The path from a good investment theory to a good actionable investment is a tricky one. The other day Ben noted how investing requires both narrative and numbers, and neither alone is sufficient. One of the strongest big-picture investment narratives is the long-term growth potential of emerging market economies. As the developed economies of Europe and America struggle with heavy debt and weak demographics, so the story goes, the emerging market economies of Asia, Africa, and South America will be the ever-more important engines of global growth where the best investment opportunities lie.
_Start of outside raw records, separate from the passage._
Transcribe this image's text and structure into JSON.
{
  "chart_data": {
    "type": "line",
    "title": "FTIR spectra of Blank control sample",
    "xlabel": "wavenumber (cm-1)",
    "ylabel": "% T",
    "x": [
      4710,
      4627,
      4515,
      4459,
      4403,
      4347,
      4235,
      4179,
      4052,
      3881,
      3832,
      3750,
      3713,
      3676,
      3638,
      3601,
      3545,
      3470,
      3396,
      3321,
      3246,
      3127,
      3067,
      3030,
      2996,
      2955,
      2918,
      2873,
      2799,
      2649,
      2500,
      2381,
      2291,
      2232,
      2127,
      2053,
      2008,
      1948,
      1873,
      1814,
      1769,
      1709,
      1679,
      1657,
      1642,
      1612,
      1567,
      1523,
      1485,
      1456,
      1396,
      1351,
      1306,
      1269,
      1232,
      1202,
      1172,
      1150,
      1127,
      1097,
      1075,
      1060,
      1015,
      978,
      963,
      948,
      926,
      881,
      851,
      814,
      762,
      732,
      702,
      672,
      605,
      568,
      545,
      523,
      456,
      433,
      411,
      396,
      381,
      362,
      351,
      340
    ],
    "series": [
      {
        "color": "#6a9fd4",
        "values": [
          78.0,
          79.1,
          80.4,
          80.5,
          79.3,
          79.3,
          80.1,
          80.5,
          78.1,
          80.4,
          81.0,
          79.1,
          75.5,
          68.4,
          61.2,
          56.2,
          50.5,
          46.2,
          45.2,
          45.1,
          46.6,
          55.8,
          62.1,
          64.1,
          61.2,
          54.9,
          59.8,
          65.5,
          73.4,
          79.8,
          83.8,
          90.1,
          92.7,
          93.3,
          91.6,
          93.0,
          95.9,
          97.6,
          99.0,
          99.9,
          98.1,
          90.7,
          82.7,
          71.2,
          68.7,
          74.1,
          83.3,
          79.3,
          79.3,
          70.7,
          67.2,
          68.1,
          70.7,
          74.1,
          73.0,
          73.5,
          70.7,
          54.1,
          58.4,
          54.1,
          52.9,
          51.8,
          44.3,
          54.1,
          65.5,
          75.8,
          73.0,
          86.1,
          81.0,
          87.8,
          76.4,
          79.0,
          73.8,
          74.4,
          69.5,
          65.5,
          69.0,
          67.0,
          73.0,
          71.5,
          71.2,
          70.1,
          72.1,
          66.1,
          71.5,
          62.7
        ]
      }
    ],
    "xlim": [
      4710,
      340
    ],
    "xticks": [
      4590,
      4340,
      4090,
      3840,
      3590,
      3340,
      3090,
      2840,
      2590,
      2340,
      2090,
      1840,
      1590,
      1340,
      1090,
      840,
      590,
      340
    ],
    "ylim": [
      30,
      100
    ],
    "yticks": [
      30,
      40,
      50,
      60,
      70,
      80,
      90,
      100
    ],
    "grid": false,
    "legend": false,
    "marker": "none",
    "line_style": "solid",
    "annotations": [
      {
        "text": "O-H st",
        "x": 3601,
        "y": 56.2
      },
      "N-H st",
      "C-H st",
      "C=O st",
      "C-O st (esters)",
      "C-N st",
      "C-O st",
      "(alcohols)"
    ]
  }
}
At this level of generality, the narrative is probably true. But how can an investor act upon it? Consider that an investor who, on the strength of the emerging market narrative, bought the MSCI China Index at its launch in 1992 would now have a loss of 48% (according to Stephen Foley, writing in the Financial Times), while the S&P 500 Index has gained 386% during the same period. The MSCI China Index has performed poorly, in spite of the fact that during this time China’s gross domestic product (GDP) has grown by 1,780%. China is an extreme case of disconnection between actual economic grown and equity index performance, but according to the FT, the average correlation between a country’s stock market performance and its GDP growth is just 0.73 for the ten largest countries included in the MSCI Emerging Markets Index. A perfect correlation is 1.0.
Foley points out that emerging market indices are biased toward older domestic companies, which often are heavily regulated and state-owned. An exchanged traded fund linked to an India-specific index, for example, might therefore fail to tap the most promising avenues for Indian growth. Neither Coca-Cola (KO) nor Nestlé (NSRGY) are Indian companies, but both stand to profit from India’s growing middle class. Indians on average drink 12 eight-ounce bottles of Coke a year compared with 230 in Brazil and 92 bottles globally, according to the Wall Street Journal, and Coke plans to invest $5 billion in India by 2020. With more than one billion people in India, Coke could sell a lot of soda.
Nearly 50% of revenues from companies included in the S&P 500 Index derive from those companies’ non-US operations. Thus American-listed multinational companies can present some of the best opportunities for investing in emerging market growth.